# Changing program source from antenna to cable



## Snapple (Mar 5, 2003)

My Series 1 (3.0) has its program source set to antenna. I now have Comcast cable and would like to tune channels above 13 (it only shows the blue screen for channels 14 and up). I don't subscribe to the monthly Tivo service but just set it to record shows manually. Is there a way to change the program source to cable?

Is there something in the /tvlib directory that can be modified to change antenna to cable?


----------



## puffdaddy (Mar 1, 2006)

You should just be able to rerun the guided setup, and select a cable lineup. I've never had hands on experience with a S1 SA, but it should continue to allow you to manually record (from what I understand) after it gets done with the calls.

You might want to make a backup image of your hard drive before rerunning the guided setup, just in case.


----------



## Snapple (Mar 5, 2003)

Thanks, it worked. I thought Tivo service would be required but it wasn't.


----------



## kakoehler (Nov 17, 2006)

My SA S2 can't receive channels above 13. I have SignalType set to 4 (TV) and LineupType set to 1 and ConnectorType set to 1 (RF in).

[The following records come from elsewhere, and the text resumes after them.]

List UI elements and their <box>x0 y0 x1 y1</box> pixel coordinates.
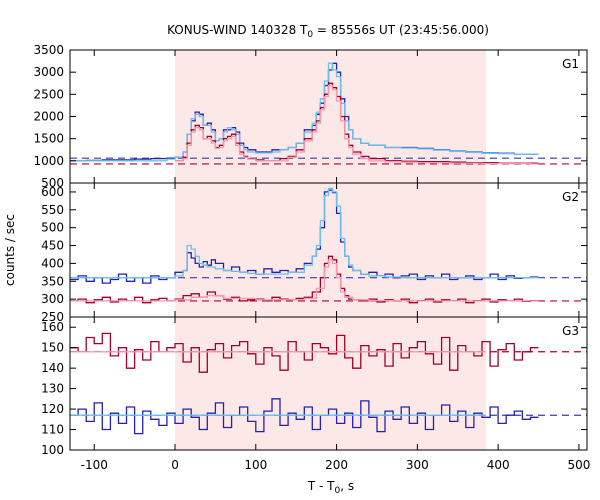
series-blue-g3 <box>70 398 539 435</box>
x-tick-label: 0 <box>171 458 179 472</box>
y-tick-label: 110 <box>41 423 64 437</box>
panels-layer: 500100015002000250030003500G125030035040… <box>33 43 590 472</box>
y-tick-label: 1000 <box>33 154 64 168</box>
series-red-g3 <box>70 332 539 373</box>
y-tick-label: 600 <box>41 185 64 199</box>
panel-label: G1 <box>562 57 579 71</box>
y-tick-label: 300 <box>41 292 64 306</box>
panel-data <box>70 62 587 165</box>
y-tick-label: 3000 <box>33 65 64 79</box>
y-tick-label: 2500 <box>33 87 64 101</box>
x-tick-label: -100 <box>81 458 108 472</box>
panel-label: G2 <box>562 190 579 204</box>
panel-frame <box>69 316 588 451</box>
chart-title-rest: = 85556s UT (23:45:56.000) <box>313 23 489 37</box>
x-tick-label: 500 <box>567 458 590 472</box>
shaded-interval <box>175 317 487 450</box>
chart-title-sub: 0 <box>307 30 313 40</box>
shaded-interval <box>175 50 487 183</box>
y-tick-label: 500 <box>41 176 64 190</box>
x-axis-title: T - T0, s <box>307 479 354 496</box>
chart-title: KONUS-WIND 140328 T0 = 85556s UT (23:45:… <box>167 23 489 40</box>
x-axis-title-main: T - T <box>307 479 335 493</box>
panel-g3: 100 110 120 130 140 150 160 G3 <box>41 316 588 457</box>
series-light-red-g2 <box>70 259 539 302</box>
panel-g2: 250 300 350 400 450 500 550 600 G2 <box>41 182 588 324</box>
x-tick-label: 300 <box>406 458 429 472</box>
y-tick-label: 130 <box>41 382 64 396</box>
x-tick-label: 100 <box>244 458 267 472</box>
x-tick-label: 200 <box>325 458 348 472</box>
y-tick-label: 140 <box>41 361 64 375</box>
y-tick-label: 250 <box>41 310 64 324</box>
series-light-blue-g1 <box>70 62 539 162</box>
y-tick-label: 2000 <box>33 110 64 124</box>
y-tick-label: 350 <box>41 274 64 288</box>
y-tick-label: 160 <box>41 320 64 334</box>
series-light-blue-g2 <box>70 187 539 279</box>
x-axis-title-sub: 0 <box>335 486 341 496</box>
x-axis-title-rest: , s <box>340 479 354 493</box>
y-tick-label: 400 <box>41 256 64 270</box>
series-blue-g2 <box>70 189 539 284</box>
panel-label: G3 <box>562 324 579 338</box>
shaded-interval <box>175 183 487 317</box>
chart-title-main: KONUS-WIND 140328 T <box>167 23 308 37</box>
series-light-red-g1 <box>175 84 539 165</box>
panel-data <box>70 187 587 304</box>
y-tick-label: 3500 <box>33 43 64 57</box>
panel-data <box>70 332 587 435</box>
x-tick-label: 400 <box>487 458 510 472</box>
y-tick-label: 550 <box>41 203 64 217</box>
panel-g1: 500 1000 1500 2000 2500 3000 3500 G1 <box>33 43 588 190</box>
y-tick-label: 120 <box>41 402 64 416</box>
y-axis-title: counts / sec <box>3 214 17 286</box>
y-tick-label: 100 <box>41 443 64 457</box>
y-tick-label: 500 <box>41 221 64 235</box>
y-tick-label: 450 <box>41 239 64 253</box>
y-tick-label: 1500 <box>33 132 64 146</box>
y-tick-label: 150 <box>41 341 64 355</box>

How do I get channels above 13. I can't make a call and do Guided Setup.


----------



## classicsat (Feb 18, 2004)

You can make a call to do Guided setup. If it is legitimately operating, there is no reason not to.


----------



## kakoehler (Nov 17, 2006)

classicsat said:


> You can make a call to do Guided setup. If it is legitimately operating, there is no reason not to.


It's unsubbed. I have another one that is subbed and I use that one for recording. This one I do not want to sub it, just use it as a "boat anchor" and view all the Basic channels on my cable subscription from 1-99.


----------



## classicsat (Feb 18, 2004)

Yuo can redo GS fine without a sub.


----------